Artifact publisher Valve has updated the game’s blog to give some details on the game’s closed beta. Long story short, it’s coming very soon.
According to the blog post, keys for the “Artifact 2.0” beta will be sent out next week. No specific date was given, but this is likely welcome news for fans that were left wondering when it would be time to duel.
Unfortunately for fans that want to get into the new Artifact beta, things are largely out of their hands. Only those who purchased the original Artifact will be able to enter into the closed beta. Invites and instructions on how to enter the beta will be sent via email to those who are selected to take part. The new Artifact will require a second client from the original, which will be downloadable through digital distribution platform Steam.
No details were given on when the game will enter into an open beta stage, but the blog post was explicit that early adapters to Artifact will be prioritized.
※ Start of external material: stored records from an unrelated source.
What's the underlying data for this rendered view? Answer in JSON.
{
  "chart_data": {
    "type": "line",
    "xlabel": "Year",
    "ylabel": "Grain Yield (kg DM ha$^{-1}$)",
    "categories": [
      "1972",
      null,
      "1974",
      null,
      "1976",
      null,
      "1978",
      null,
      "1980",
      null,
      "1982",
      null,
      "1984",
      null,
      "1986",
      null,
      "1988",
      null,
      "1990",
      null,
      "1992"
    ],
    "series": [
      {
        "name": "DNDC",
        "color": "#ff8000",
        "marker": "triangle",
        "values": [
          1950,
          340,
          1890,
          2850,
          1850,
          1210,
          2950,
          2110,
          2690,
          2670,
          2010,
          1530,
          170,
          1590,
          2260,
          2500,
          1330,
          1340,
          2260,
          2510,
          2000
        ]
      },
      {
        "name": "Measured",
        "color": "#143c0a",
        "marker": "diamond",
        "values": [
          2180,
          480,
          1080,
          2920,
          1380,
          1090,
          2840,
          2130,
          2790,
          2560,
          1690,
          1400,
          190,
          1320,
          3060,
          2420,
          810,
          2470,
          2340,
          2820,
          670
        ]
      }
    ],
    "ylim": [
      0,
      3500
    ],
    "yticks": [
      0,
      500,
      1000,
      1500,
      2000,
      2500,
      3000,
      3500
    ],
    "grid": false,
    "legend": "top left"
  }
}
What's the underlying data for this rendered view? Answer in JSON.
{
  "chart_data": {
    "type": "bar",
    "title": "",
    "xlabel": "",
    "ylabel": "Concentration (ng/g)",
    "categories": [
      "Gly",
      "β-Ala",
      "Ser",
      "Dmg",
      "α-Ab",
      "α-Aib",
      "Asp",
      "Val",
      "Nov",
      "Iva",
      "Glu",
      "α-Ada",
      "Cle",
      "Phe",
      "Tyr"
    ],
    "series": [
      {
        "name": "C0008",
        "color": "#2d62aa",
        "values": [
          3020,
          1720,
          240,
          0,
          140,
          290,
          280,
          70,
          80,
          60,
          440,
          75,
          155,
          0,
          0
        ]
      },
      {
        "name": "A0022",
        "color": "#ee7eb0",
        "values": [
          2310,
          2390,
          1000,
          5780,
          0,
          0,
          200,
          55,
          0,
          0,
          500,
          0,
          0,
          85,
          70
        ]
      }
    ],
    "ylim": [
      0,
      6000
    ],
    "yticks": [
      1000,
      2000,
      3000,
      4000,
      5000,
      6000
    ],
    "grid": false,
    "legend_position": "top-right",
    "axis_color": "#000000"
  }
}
The closed beta will focus in on a variety of things, including “gameplay, balance, hero identity, color identity, social features, card unlocks, ranked play, replays, spectating, and the campaign.” Streamers will be allowed to broadcast the game, which should allow those who can’t get in to have an early glimpse of what’s to come.
Seeing Valve investing itself in Artifact is a surprise for the handful of players that actually purchased the game. The game launched in late 2018 to a generally positive critical response, but the game quickly crashed from there. The game’s monetization system frustrated many players and resulted in some PR backlash, while the lacking “games as service” tools failed to retain many of those who purchased it.
After just two months, the game had average player counts of just three figures. By the summer of 2019, the game was averaging fewer than 100 players.
Despite prior claims about a major esports push for Artifact and expansion packs being added, the declining player base was met with a complete retreat from Artifact by Valve. As the company redirected its attention towards Dota Underlords, Half-Life: Alyx, and other projects, the publisher stopped updating the game’s social media channels and blog, with the only bit of news coming in the form of a vague blog post that left it unclear whether Valve actually had plans for the game.
Nearly a year later, Valve reemerged with plans for a relaunch of Artifact.
Details are scarce on what Artifact 2.0 will actually look like, but fans of digital card games ought to be keeping a close eye on how the new version’s beta develops.